透析に使いやすいシャントをつくること。太くてしっかりしているだけでなく、注射しやすいことが重要です。透析を知っている医師がシャントも診ることができるのが当院の強みですから、透析に大きな支障が出ていなくても、患者さんの体に負担がかかっていればこまめにケアします。また、お一人お一人の人生や思いを理解し、その方に合わせた透析に適したシャントをめざしています。残念なのは、シャントにメンテナンスが必要であることをご存じない患者さんが多くいらっしゃること。当院では一度診させていただいた患者さんには定期的に来ていただき、必要に応じてメンテナンスしています。シャントのことはシャントの専門家に相談するのが一番だと思います。不具合があれば院内の手術室ですぐに対応もできます。

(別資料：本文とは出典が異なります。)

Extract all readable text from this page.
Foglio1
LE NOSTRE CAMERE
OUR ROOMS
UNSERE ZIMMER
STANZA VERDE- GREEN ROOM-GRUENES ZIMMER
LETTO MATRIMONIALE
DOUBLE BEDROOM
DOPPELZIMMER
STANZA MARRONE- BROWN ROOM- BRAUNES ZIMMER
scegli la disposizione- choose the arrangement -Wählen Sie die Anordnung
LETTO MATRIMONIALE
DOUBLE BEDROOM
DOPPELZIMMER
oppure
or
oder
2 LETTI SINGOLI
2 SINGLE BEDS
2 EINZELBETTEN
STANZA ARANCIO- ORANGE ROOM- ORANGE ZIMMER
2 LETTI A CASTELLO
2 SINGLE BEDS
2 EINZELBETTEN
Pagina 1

初めてシャントをつくる場合、どのような流れになりますか。

4

透析が必要だと言われてシャントをつくるために来院された場合、まずは血液検査のデータや血管の状態を確認し、エックス線検査やエコー検査などにより現状を把握します。さらに普段の食事や服用している薬について、また現在までの経過を詳しくお聞きします。その上で透析が必要かどうかを判断し、必要であればその方に合った透析に適したシャントをつくります。一方、まだ透析を始めるタイミングではないと判断した場合には、薬の調整で様子を見ることもあります。透析の開始は患者さんの人生に大きな影響を与えますので、体の状態とともに年齢や社会的役割なども配慮し、後悔のない治療法を選択できるよう努めています。

健康診断で再検査を指示されたら必ず受診を

腎臓内科で来られるのはどのような方ですか。

5

多いのは健康診断でタンパク尿、腎臓の数値について再検査を指示された方ですね。タンパク尿の場合、ほとんどの場合は心配ありませんが、まれに病気でタンパクが出ている場合があります。健康診断結果をお持ちいただき、詳しい尿検査、エコー検査を行います。病気によるタンパク尿の場合は放置すると数年で透析になる場合もあるため、早いうちに原因を突き止めて腎臓の機能を維持できるよう適切な治療を行います。なお、腎臓の病気は進行すると体のだるさ、息苦しさ、かゆみなどが出ますので、自覚症状がある方は一刻も早い受診が必要です。

腎臓が悪くなる原因はどのようなことですか。

腎臓の病気ももちろんあるのですが、他の病気で服用している薬の影響も大きいですね。そういった場合、腎臓に負担の少ない薬に変えることで症状が改善につながることもあります。若い方だと、腎臓に病気があっても体調が安定していると治療から遠ざかってしまいがちです。お仕事など社会的な活動もあると思いますので、当院ではその方の生活に合わせた治療をご提案しています。放置せずにご相談いただきたいですね。

最後に読者の皆さんへメッセージをお願いします。

6

腎臓の病気は進行するまで自覚症状がほとんどないため、健康診断で異常が見つかったら必ず精密検査にいらしてください。また透析をされている方は、ご自身のシャントの状態を気にかけてほしいですね。腎臓の病気というのは一般に知られていないことも多く、敷居が高いと感じられるかもしれませんが、当院は腎臓内科、シャント、透析をトータルで診療可能。丁寧にご説明しその方に合った治療を進めていきます。シャントの管理で悩まれている方、透析を受けていてなんらかの負担を感じている方もご相談ください。将来的には在宅透析ができるような仕組みをつくるなど、透析をお一人お一人に合ったさらに良いものにするべく努力していきたいと考えています。気軽に足を運んでいただけるクリニックになれればうれしいですね。